Hvitraak leafed through the pages of a dusty old tome, one chronicling the destruction of a primeval kingdom of man by the actions of a great beast lost to the ages.
Odd, how they label me lost, as if I'd simply vanished afterward, never to be seen again. He frowned to himself, thinking back to that time. His memory was not the best when it came to specific details, but after demolishing his first keep, it had etched the moment into his mind forever.
Black smoke billowed into the clouds high above, the heat of liquid flame baking the earth into char and dust. Stone, bone, flesh, and mud, all indistinguishable from one another as the scent of flame choked the air, and desperate, pleading screams isolated on the razed plain where once a town had lay. He loved it, the feeling of power, the utter helplessness of the bipeds. His little playthings...
Hvit snapped back into reality, prompted by the whisperings of a foul tongue, one he had not heard in some time.

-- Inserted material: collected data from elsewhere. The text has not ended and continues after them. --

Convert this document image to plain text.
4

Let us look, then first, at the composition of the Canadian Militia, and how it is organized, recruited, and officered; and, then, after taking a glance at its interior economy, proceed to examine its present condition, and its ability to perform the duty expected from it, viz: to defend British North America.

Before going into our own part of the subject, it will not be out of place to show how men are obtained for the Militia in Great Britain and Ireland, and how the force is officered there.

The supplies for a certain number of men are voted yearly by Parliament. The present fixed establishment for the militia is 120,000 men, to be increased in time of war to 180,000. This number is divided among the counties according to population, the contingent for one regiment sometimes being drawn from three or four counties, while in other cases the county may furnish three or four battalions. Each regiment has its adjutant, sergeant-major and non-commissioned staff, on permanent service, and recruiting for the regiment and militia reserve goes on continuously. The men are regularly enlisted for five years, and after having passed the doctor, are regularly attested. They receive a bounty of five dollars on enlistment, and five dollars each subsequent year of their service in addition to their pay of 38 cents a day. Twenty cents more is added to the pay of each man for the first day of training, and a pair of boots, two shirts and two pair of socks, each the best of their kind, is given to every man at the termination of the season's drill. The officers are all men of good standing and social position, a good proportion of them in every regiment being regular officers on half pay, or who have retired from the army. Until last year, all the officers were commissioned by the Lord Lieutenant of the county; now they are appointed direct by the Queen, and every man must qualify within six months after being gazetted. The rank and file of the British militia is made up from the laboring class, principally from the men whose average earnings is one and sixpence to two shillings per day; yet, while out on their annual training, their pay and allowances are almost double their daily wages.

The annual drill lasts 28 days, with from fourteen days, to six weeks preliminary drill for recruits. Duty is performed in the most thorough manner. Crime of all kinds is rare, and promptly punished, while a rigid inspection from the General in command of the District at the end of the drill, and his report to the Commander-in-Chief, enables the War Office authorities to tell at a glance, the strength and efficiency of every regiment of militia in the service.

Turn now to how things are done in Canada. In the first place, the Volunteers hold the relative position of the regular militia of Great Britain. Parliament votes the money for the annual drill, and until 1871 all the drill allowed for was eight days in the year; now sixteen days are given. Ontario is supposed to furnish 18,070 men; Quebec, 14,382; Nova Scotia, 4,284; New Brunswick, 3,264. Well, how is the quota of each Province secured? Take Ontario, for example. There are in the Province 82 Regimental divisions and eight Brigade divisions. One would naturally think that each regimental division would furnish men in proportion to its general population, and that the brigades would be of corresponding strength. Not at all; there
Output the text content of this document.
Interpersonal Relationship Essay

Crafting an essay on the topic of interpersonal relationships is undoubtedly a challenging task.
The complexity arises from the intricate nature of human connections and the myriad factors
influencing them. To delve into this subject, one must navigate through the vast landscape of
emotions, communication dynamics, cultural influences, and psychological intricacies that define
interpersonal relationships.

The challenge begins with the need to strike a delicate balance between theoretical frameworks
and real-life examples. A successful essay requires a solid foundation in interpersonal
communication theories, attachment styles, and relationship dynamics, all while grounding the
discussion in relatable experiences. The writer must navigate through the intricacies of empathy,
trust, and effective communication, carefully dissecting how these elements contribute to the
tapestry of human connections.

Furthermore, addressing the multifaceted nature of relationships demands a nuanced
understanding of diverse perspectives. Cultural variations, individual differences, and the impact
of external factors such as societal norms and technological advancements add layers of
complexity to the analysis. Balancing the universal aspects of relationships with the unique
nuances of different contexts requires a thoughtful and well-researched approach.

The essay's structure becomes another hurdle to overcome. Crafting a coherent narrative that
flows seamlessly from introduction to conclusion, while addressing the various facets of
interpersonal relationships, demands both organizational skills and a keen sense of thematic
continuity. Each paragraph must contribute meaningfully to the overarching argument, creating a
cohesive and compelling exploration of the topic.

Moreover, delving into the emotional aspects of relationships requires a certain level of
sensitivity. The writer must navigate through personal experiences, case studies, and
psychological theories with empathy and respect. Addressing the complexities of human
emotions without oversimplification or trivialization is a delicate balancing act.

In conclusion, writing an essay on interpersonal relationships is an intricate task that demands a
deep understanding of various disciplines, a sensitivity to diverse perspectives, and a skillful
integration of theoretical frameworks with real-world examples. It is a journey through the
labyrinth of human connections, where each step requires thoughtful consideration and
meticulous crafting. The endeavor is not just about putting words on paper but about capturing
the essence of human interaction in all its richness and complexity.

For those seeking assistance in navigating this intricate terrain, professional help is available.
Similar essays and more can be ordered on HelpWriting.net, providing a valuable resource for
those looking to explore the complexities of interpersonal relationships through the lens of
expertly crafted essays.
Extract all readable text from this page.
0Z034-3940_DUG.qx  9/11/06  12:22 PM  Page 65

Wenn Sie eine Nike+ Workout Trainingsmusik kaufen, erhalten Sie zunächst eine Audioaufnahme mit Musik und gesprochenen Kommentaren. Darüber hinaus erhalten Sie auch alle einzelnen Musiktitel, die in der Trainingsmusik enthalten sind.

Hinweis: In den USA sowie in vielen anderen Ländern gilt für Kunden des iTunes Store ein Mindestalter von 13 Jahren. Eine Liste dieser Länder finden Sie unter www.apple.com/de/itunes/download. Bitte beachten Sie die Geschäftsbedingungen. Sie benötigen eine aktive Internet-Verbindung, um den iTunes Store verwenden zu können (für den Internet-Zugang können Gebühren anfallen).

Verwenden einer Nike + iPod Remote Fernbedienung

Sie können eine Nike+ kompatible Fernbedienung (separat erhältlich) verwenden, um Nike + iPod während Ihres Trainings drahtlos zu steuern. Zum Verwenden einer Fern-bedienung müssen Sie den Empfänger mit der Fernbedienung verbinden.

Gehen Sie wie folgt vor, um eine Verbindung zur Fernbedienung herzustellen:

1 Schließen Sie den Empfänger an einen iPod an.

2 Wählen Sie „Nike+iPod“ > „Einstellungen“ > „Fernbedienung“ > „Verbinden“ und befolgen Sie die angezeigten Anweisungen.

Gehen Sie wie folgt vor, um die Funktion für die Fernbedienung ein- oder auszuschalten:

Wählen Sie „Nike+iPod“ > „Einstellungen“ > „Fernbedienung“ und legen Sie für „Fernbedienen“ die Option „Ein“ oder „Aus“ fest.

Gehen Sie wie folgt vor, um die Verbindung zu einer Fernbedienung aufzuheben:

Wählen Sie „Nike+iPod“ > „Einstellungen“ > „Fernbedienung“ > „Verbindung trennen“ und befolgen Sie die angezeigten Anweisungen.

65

At least not in public. Silently laying down his open book, he padded towards the sound, and sniffed at the air. A scent, reminiscent of tall grasses, dogs, and... Demons. Hvit licked his teeth, something that he did when he was excited. His black tongue darted out between his lips, the aroma of his prey pungent to his now concentrated senses.
Hugging the corner of a bookcase, he centred his eyes on where his nose told him the Demon would be, and looked down. The second floor balconied down over the first, and sitting at a table smack centre in the middle of the library, was a creamy brown fox man with a nose ring. He seemed enthralled by whatever the pages below him had written in their scrawled hand, not even glancing upward at the dragon. Even in his much smaller humanoid form, Hvit was hard to miss, and so this not only surprised him, but disappointed him. He'd expected some game from the little fox-man.
Perhaps he could yet still play with the Yugoloth. Stepping backward into the shadows, he let his true draconic voice ring through the high ceilinged library. It caught on the building's curves and reverberated through her hallways, rattling the window panes within several metres. Coming from all places yet traceable to none, it spoke, "Hail, little fox. Is it wise to show thineself in thee's truest shape, especially in this infernal city of all places?"